After exiting the cab, I walk towards Styles' house. It looks quiet today, thank God. As I knock on the door, I think of the two messages he had sent me last night. I had fallen asleep early and didn't see them until I woke in the early hours of the morning. By which point it was too late to respond. I would have responded if I had seen them earlier in the evening. The last thing I want is him thinking I no longer want him, when he's all I want.

Thinking he didn't hear me knock on the door, I knock harder and louder.

What I need to tell him cannot be done through a message or a call: I need to do it in person. Which is why I'm here before 8 am and trying to catch him before he leaves for work? Maybe he's in the shower and can't hear me knocking?

Then I remember the spare key he had given me at the beach house. It wasn't an invitation to move in, but a way for me to gain access if he wasn't at home. After rummaging through my handbag, I find it at the bottom. I unlock the door and step inside. I'm not sure how comfortable I am about entering his house uninvited, though. He gave me the key for times such as this, but still, I feel like I'm intruding. As I slip my shoes off at the door, I notice a pair of black wedged heels. My heart jumps about in my chest. Unless Styles is a cross dresser with size seven feet, he has another woman inside.
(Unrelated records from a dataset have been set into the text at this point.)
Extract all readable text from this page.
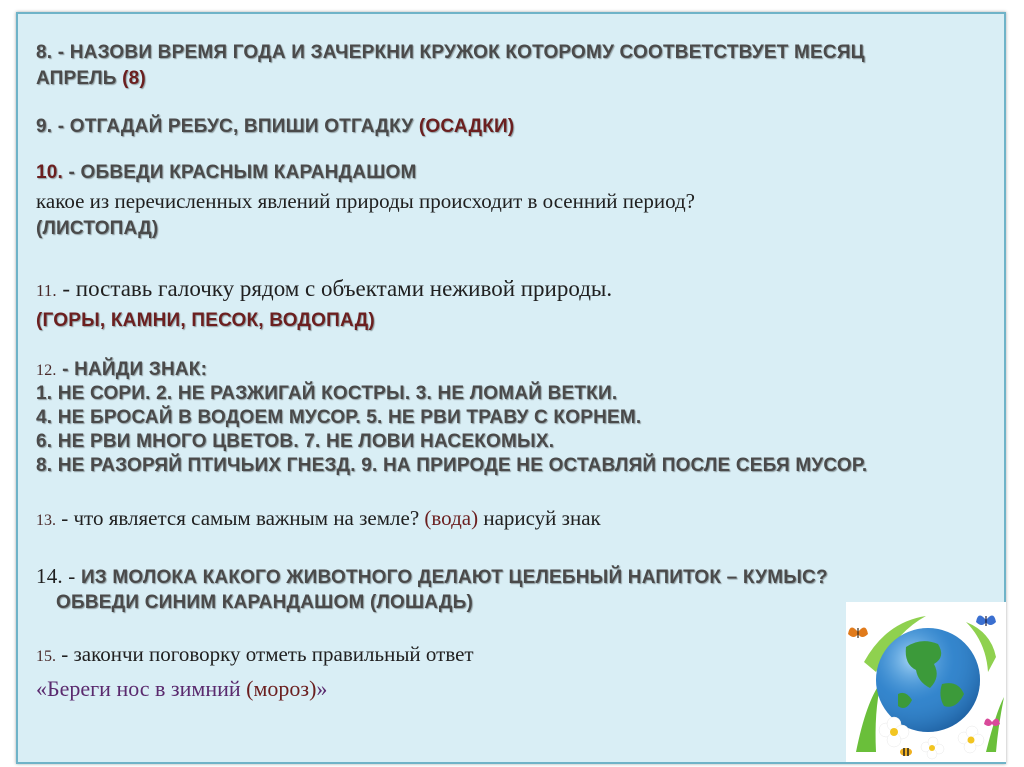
8. - НАЗОВИ ВРЕМЯ ГОДА И ЗАЧЕРКНИ КРУЖОК КОТОРОМУ СООТВЕТСТВУЕТ МЕСЯЦ
АПРЕЛЬ (8)
9. - ОТГАДАЙ РЕБУС, ВПИШИ ОТГАДКУ (ОСАДКИ)
10. - ОБВЕДИ КРАСНЫМ КАРАНДАШОМ
какое из перечисленных явлений природы происходит в осенний период?
(ЛИСТОПАД)
11. - поставь галочку рядом с объектами неживой природы.
(ГОРЫ, КАМНИ, ПЕСОК, ВОДОПАД)
12. - НАЙДИ ЗНАК:
1. НЕ СОРИ. 2. НЕ РАЗЖИГАЙ КОСТРЫ. 3. НЕ ЛОМАЙ ВЕТКИ.
4. НЕ БРОСАЙ В ВОДОЕМ МУСОР. 5. НЕ РВИ ТРАВУ С КОРНЕМ.
6. НЕ РВИ МНОГО ЦВЕТОВ. 7. НЕ ЛОВИ НАСЕКОМЫХ.
8. НЕ РАЗОРЯЙ ПТИЧЬИХ ГНЕЗД. 9. НА ПРИРОДЕ НЕ ОСТАВЛЯЙ ПОСЛЕ СЕБЯ МУСОР.
13. - что является самым важным на земле? (вода) нарисуй знак
14. - ИЗ МОЛОКА КАКОГО ЖИВОТНОГО ДЕЛАЮТ ЦЕЛЕБНЫЙ НАПИТОК – КУМЫС?
ОБВЕДИ СИНИМ КАРАНДАШОМ (ЛОШАДЬ)
15. - закончи поговорку отметь правильный ответ
«Береги нос в зимний (мороз)»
Is this why he's kept his distance? Has he been with another woman? I don't want to believe it; however, I can't deny that he is a complicated man. And just as he has lovely qualities, one of his worst traits is his desire to sleep around. Which one website said he is notorious for. My mind races with images of him with somebody else.

Whoa!

Calm down.

Am I seriously about to let one website influence my thoughts in such a negative way? I can't even prove he's done anything wrong, yet I'm ready to assume the worst. Instead of jumping to conclusions, I should put some faith in him and stop worrying about his past. He told me he only wants me. And this could be innocent? Those shoes could belong to his sister. Therefore, I need to stop over reacting, play it cool, and make my arrival known.

"Hello, Styles." My voice carries down the long hall. "I let myself in. I hope that's ok?"

With a few seconds delay, his loud voice travels through the airy house, "I'm in the kitchen, Erin." His tone is unreadable.